Walking across the room to see what was behind a second door, I made no noise and glancing down to the floor, I saw it was thickly covered with dust as was everything else in the room.
Reaching the door, I put my hand on the door knob and slowly turned it and pushed the door open as if expecting something or some one to be in there. But of course, the room was empty. It was a very small room and had probably been used to store food supplies in.
Seeing that the room was empty, I walked out and closed the door behind me.
I walked over to the window and looked out.
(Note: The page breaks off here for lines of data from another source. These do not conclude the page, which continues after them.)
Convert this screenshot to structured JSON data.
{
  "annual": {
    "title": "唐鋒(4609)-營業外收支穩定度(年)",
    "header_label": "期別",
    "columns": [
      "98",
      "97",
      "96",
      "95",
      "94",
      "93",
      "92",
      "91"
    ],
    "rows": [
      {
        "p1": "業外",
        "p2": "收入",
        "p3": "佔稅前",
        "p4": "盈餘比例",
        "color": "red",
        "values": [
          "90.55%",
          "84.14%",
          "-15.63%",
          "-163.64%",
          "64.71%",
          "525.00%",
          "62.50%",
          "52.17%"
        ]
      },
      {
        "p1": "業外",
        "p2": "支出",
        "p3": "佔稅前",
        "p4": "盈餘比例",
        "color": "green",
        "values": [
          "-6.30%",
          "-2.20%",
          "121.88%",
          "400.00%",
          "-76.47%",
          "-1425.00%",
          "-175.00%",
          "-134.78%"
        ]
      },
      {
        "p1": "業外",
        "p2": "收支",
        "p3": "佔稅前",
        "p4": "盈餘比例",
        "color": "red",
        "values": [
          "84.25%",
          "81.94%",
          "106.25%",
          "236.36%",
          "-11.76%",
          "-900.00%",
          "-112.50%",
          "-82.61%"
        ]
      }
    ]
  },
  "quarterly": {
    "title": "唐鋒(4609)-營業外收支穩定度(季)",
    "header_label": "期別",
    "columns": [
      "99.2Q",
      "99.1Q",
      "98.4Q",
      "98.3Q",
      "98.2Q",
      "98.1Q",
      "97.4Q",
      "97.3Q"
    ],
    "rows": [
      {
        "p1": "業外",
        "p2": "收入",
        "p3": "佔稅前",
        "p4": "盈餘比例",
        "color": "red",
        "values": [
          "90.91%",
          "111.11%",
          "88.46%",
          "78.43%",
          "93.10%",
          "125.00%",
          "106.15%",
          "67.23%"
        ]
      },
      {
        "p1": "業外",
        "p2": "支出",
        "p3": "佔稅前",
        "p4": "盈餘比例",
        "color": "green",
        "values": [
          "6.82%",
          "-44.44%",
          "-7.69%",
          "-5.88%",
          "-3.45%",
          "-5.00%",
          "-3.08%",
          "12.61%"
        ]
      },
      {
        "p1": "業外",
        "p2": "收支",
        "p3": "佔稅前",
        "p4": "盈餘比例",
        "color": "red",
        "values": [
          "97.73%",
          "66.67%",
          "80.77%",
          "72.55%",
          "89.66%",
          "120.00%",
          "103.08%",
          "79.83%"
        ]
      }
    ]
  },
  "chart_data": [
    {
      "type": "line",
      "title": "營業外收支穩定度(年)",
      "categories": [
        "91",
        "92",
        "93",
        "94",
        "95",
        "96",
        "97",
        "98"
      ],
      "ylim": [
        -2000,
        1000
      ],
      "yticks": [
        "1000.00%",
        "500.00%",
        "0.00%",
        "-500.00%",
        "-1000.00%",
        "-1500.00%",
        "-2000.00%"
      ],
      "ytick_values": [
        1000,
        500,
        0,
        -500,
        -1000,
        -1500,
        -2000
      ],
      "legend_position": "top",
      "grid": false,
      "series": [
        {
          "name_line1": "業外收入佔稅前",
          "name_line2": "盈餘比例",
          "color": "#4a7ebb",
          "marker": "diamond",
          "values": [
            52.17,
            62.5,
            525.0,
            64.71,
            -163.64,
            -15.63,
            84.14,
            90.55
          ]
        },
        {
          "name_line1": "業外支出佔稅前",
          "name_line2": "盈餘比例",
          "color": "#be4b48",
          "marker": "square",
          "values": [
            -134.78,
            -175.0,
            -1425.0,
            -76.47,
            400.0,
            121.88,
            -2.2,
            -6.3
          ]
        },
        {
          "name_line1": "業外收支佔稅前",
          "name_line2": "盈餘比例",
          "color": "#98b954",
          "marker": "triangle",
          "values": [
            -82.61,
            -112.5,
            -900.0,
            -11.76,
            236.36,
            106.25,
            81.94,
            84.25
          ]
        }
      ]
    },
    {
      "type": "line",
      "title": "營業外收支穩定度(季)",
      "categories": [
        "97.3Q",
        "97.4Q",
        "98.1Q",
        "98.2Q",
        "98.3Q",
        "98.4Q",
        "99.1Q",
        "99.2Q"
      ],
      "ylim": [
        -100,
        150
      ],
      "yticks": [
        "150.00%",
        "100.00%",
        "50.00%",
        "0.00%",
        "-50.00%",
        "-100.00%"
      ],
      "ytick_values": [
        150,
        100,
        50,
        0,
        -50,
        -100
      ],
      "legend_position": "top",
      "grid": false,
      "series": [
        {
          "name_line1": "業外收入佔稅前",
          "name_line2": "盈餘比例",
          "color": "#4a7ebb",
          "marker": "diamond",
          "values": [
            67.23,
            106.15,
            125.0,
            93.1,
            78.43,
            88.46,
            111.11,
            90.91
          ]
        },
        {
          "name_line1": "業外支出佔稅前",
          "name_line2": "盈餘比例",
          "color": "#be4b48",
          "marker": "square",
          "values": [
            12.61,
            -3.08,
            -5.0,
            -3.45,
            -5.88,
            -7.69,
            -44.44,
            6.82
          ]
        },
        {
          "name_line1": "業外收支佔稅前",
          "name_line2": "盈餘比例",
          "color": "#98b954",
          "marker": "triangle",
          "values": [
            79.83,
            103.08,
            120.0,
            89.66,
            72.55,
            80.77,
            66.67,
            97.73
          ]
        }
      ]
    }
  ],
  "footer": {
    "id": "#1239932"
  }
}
As I stood looking at the scene before me, of the blue sparking lake, the tall pine trees reflected in it, and my little motor boat lying on e shore, and thinking of the old house and of the trapper who must once have lived in it, of the lonely winter nights when the trapper would sit close to the old stove with no one to talk to and nothing to break the silence but the cry of a mountain lion or the howl of a wolf.
Coming back to the present with a start, I noticed the last rays of e setting sun streaking the western sky.
Glancing at my wristwatch, I saw that what had seemed a few minutes to me had really been hours.
Taking one last look around the room which was already getting dark, I hurried out and down to my motor boat leaving only my footprints in the dust on the floor of the old cabin to show that any one had ever been there.